Un giorno, passeggiando insieme un po' fuori del paese, ove erano soliti. ogni sera, recarsi per parlare dei loro cari argomenti, guardando Padre Pio, verso il luogo ove un tempo esisteva un Convento, ed ove oggi se ne sta costruendo uno nuovo, (vedi tavola N. 2) mentre le campane della Chiesa parrocchiale suonavano l'Ave Maria, Fra Pio si fermò per guardare in alto, lontano lontano, verso il cielo, verso lo spazio infinito, oltre il quale vi è la sola Luce divina.  

- Piuccio, che hai? che vedi? che senti? - gli chiese «Zi Tore» (Don Salvatore).  

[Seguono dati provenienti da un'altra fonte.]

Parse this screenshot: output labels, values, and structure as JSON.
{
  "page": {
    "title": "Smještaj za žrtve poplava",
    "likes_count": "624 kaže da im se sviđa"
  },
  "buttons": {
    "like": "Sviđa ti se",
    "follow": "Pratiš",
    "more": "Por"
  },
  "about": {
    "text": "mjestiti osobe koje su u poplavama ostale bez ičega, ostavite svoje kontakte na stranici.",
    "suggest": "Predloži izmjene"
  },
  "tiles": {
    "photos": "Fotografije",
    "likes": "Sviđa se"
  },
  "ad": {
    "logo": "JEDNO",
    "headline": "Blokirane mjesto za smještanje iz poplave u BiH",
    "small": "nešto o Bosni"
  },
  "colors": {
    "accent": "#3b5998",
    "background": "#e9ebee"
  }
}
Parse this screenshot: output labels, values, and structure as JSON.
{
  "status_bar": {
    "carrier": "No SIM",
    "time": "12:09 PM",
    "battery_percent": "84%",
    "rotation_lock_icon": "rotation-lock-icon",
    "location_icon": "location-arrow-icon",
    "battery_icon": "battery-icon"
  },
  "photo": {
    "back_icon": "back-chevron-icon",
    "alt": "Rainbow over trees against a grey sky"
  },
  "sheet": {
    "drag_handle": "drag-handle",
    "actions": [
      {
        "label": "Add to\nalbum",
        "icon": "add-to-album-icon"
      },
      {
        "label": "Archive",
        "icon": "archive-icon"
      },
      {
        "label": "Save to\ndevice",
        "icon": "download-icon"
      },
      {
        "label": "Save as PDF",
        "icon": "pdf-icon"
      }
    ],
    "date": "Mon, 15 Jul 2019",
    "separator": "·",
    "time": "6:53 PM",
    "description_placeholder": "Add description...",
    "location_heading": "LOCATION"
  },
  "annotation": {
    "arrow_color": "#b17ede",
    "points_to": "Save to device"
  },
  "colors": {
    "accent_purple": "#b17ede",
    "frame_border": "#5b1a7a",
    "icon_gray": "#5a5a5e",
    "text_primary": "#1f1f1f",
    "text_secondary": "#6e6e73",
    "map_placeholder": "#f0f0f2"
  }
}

- Nulla ho, ma la eco di queste campane mi ricorda un'altra campana, quella del convento di un tempo e mi fa pensare, «Zi Tore», che qui un altro ne dovrà sorgere, più bello, più grande.  

- E quando avverrà ciò? - gli chiese il buon Sacerdote.  

Non so, non lo so dire, ma sento che ciò avverrà.  

Le ultime note del acro bronzo, intanto, si perdevano nella valle, ricordando ai fedeli che il giorno stava per finire e che dovevano disporre il loro animo alla preghiera. Ogni sera Don Salvatore andava a salutare Fra Pio, che trovava sempre assorto nella preghiera. 

Entrando nella stanza, di cui teneva sempre aperto l'uscio, una volta l'Arciprete gli chiese:  

- Perché non chiudi la porta?  

- Perché - rispose - c'è l’angiolino (l'angelo custode) che la guarda.  

Col ritorno in famiglia, Fra Pio riprese a frequentare i vecchi amici e i cari parenti e conoscenti.  

La sua esile persona, il suo pallore diafanamente ascetico, i suoi occhi cerchiati di neri, per le lunghe veglie, per le penitenze e per le febbri, fecero pensare a tutti che Fra Pio fosse tubercolotico.  

Qualche dottore si pronunciò in merito e confermò questa supposizione. Ciò fu causa, che alcuni, pur volendogli bene, lo fuggissero per timore di contrarre il male che non perdona.  

Soffrì umiliazioni, beffe e motteggi, che sopportò sempre con cristiana rassegnazione, senza mai ribellarsi, senza mai protestare.